Pada skenario kedua, jika China dan beberapa negara lain melakukan serangan balik yang intensif dalam perang dagang ini, maka pertumbuhan ekonomi Indonesia diprediksi bisa turun lebih dalam, yakni berada di kisaran 4,62% hingga 4,92%.
Lebih lanjut, Sunarso menjelaskan bahwa korelasi ekonomi Indonesia dengan China tercatat pada indeks 0,351, sementara dengan AS sebesar 0,347.
"Artinya, setiap kenaikan atau penurunan pertumbuhan ekonomi di China itu lebih berpengaruh signifikan terhadap kita, daripada perubahan pertumbuhan ekonomi di Amerika," jelas Sunarso.

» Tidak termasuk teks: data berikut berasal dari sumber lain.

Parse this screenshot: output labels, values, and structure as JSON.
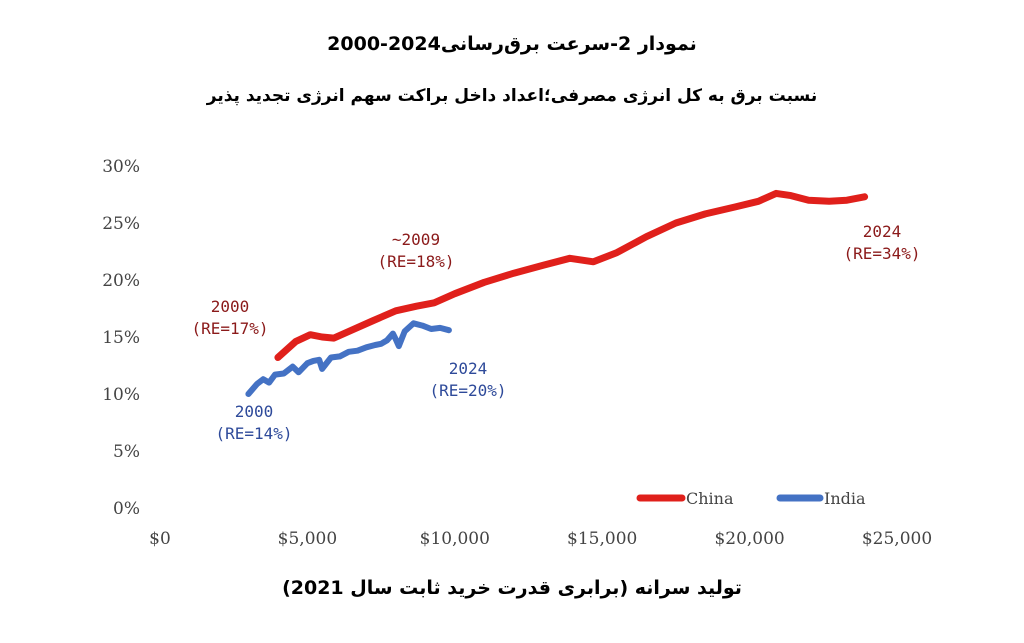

Dirut BRI itu lantas mengingatkan sektor perbankan agar mempersiapkan diri menghadapi risiko yang mungkin muncul di masa depan.
Di samping itu, dirinya berharap pemerintah Indonesia segera menyiapkan langkah-langkah antisipatif untuk menghadapi potensi gejolak ekonomi global.
Hal yang sama juga diutarakan oleh Direktur Utama PT Bank Negara Indonesia Tbk (BNI), Royke Tumilaar, yang melihat bahwa kebijakan proteksionisme dari Partai Republik, khususnya Trump, berpotensi memperketat likuiditas global dan domestik.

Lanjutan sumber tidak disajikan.